- 71 McCulloch Street Riverstone, New South Wales 2765 Australia

Information
- Type: Comprehensive high school
- Motto: Respect, Resilience, Responsibility
- Established: January 1962
- Principal: Rosemary Daubney
- Grades: 7–12
- Enrollment: 766
- Campus type: Suburban
- Website: https://riverstone-h.schools.nsw.gov.au/

= Riverstone High School =

Riverstone High School, is a co-educational, comprehensive high school located on the northwest fringes of Sydney, New South Wales, Australia.

Riverstone High School was established in January 1962 at 71 McCulloch Street, Riverstone.

In 1999, the school joined the Nirimba Collegiate, which also includes nearby Quakers Hill High School, Seven Hills High School, and Wyndham College. Riverstone operates from Year 7 through 12. In 1979–80, 970 students attended the school from year 7 to 12.
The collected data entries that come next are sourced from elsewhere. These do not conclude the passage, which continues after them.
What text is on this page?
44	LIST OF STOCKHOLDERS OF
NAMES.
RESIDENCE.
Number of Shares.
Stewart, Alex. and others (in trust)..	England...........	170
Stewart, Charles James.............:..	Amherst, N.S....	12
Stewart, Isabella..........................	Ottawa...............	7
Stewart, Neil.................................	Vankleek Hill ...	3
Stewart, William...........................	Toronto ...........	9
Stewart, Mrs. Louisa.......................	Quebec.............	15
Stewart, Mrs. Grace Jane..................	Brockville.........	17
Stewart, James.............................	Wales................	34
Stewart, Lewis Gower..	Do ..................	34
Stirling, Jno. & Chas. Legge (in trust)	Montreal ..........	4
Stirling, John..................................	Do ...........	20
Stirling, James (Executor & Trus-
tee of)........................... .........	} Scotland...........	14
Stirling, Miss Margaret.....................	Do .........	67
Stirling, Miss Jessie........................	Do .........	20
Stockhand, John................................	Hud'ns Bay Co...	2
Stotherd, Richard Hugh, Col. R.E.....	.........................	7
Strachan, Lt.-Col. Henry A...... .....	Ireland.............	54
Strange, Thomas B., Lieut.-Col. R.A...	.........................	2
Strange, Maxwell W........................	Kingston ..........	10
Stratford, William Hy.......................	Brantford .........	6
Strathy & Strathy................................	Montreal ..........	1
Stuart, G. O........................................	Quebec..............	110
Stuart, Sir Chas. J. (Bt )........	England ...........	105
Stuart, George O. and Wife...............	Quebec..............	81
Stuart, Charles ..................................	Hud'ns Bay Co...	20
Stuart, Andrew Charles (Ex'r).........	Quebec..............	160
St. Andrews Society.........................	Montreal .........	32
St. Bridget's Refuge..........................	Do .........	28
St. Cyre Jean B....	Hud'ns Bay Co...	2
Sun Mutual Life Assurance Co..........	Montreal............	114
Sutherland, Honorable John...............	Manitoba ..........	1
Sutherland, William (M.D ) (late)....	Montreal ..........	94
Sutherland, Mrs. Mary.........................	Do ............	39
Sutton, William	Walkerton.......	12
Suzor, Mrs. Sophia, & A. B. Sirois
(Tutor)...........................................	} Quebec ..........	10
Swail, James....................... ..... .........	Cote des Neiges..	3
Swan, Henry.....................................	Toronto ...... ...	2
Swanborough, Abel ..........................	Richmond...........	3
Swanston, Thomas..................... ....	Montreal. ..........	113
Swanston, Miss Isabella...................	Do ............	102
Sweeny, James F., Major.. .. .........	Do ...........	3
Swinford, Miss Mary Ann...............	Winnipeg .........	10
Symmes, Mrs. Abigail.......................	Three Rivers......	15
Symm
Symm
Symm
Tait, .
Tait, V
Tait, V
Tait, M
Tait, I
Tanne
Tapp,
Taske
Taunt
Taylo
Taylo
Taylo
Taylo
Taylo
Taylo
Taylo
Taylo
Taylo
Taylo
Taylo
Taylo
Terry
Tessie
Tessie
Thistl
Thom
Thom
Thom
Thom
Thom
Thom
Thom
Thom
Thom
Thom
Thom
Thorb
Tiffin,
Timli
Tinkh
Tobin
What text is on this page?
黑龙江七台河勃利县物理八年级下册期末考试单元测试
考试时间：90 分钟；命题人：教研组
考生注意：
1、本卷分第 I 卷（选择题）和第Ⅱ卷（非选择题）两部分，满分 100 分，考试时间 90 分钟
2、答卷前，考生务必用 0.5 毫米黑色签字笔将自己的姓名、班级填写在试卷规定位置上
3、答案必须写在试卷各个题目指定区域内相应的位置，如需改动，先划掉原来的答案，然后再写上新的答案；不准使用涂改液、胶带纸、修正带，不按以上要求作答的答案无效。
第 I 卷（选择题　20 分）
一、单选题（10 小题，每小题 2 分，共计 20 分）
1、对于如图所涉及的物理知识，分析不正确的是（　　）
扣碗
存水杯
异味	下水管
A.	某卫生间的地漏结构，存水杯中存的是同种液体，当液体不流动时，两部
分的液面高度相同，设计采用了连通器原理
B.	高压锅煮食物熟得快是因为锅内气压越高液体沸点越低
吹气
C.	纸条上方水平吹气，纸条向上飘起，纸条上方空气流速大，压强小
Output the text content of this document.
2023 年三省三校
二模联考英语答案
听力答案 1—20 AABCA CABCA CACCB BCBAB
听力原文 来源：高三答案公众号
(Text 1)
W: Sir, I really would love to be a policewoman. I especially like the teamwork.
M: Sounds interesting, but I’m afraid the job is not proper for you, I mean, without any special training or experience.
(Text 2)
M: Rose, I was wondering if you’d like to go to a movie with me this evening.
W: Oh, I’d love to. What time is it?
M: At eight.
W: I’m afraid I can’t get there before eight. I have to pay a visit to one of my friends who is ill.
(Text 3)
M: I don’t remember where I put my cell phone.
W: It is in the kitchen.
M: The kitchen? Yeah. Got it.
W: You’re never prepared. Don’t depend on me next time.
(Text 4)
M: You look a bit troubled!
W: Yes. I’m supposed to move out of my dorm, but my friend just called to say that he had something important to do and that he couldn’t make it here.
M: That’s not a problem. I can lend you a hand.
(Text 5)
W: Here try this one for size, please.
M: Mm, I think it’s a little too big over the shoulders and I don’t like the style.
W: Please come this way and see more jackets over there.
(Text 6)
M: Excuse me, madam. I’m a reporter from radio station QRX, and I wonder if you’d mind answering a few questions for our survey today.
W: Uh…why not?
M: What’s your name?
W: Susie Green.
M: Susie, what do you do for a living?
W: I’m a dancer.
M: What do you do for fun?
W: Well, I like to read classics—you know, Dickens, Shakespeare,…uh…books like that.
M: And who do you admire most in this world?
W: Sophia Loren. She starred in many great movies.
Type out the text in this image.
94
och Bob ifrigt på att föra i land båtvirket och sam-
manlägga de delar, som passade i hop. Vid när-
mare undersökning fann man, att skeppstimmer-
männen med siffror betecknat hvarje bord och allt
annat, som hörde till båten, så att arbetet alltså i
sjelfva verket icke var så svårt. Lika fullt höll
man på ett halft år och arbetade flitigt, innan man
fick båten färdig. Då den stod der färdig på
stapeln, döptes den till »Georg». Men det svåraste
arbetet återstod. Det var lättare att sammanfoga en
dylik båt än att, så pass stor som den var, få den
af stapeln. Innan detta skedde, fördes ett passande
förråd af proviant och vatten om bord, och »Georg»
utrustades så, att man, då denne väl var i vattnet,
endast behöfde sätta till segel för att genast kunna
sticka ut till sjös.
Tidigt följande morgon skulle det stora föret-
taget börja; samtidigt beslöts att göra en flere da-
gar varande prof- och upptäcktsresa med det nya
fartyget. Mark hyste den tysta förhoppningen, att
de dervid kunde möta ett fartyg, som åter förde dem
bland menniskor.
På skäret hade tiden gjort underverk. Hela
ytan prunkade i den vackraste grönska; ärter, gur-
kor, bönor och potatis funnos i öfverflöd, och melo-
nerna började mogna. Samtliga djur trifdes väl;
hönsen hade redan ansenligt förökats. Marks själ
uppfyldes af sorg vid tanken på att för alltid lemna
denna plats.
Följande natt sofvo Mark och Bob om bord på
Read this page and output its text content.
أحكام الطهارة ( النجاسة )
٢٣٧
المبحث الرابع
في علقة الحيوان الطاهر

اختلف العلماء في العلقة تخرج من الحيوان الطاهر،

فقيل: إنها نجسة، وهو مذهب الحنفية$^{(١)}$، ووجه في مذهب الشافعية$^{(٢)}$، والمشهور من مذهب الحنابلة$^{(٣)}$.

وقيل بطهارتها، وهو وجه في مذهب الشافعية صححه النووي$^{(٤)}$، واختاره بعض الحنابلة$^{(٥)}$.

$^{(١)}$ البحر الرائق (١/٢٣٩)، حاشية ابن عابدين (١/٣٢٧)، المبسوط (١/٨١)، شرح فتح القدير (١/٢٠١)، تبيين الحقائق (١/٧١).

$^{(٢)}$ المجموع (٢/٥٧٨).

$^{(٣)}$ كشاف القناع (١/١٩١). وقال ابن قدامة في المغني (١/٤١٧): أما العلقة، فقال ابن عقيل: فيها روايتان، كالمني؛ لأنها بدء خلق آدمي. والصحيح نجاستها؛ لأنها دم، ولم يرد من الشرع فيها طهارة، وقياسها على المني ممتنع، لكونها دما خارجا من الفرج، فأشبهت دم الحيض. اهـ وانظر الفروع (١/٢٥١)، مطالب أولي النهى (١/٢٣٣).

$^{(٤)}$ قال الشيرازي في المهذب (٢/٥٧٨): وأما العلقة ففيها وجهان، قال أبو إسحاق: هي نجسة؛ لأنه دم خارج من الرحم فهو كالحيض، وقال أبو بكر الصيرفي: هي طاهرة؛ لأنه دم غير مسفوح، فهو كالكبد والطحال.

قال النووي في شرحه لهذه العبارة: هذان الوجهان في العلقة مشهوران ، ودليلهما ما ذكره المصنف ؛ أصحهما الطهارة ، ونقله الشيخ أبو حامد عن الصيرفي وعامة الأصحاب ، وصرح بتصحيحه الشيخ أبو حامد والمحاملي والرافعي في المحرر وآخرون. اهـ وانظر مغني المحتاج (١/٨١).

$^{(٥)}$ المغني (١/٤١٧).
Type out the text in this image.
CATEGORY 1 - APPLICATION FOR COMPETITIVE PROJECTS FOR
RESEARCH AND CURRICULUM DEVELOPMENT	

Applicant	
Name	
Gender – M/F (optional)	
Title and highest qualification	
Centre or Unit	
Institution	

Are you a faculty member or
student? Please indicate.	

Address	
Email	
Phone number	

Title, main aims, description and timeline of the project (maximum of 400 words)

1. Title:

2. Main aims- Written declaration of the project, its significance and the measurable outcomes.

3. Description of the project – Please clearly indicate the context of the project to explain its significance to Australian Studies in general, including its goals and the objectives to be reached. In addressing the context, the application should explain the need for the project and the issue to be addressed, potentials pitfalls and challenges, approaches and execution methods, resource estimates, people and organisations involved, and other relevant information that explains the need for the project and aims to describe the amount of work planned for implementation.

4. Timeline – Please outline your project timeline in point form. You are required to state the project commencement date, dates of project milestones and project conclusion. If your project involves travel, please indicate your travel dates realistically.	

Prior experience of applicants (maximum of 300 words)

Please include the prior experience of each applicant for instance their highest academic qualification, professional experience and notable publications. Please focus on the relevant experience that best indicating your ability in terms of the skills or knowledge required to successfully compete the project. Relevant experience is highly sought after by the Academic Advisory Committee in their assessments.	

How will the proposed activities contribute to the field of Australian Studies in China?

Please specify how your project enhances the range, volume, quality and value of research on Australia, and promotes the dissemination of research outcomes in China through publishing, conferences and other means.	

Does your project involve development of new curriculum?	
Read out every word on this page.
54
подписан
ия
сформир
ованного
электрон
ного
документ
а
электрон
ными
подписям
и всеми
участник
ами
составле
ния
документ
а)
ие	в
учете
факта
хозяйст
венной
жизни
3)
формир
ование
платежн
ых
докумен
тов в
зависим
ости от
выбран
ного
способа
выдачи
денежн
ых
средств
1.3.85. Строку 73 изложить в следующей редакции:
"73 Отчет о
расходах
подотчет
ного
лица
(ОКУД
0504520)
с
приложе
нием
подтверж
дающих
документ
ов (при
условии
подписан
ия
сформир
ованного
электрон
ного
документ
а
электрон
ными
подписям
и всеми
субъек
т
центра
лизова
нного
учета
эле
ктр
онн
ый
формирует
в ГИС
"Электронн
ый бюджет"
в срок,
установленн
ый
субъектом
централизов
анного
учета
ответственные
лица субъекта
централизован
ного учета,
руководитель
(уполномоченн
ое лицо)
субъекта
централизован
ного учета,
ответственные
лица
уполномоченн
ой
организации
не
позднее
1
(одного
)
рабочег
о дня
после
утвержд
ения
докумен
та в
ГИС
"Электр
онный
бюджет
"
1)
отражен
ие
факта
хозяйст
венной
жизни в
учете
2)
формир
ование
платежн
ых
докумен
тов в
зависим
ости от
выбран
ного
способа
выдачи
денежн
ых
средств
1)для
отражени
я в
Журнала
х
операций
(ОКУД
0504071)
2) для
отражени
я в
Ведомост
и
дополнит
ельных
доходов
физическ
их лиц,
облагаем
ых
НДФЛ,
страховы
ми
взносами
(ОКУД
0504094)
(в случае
The school emblem is an oval with a navy surround. The centre is light blue with a red kangaroo. The school's core values are Resilience, Respect and Responsibility. The school auditorium was constructed in the early 1970s and opened in 1975. It was named the Jack Lang Auditorium in honour of the Labour politician John Thomas 'Jack' Lang, who lived at nearby Schofields for the last years of his life.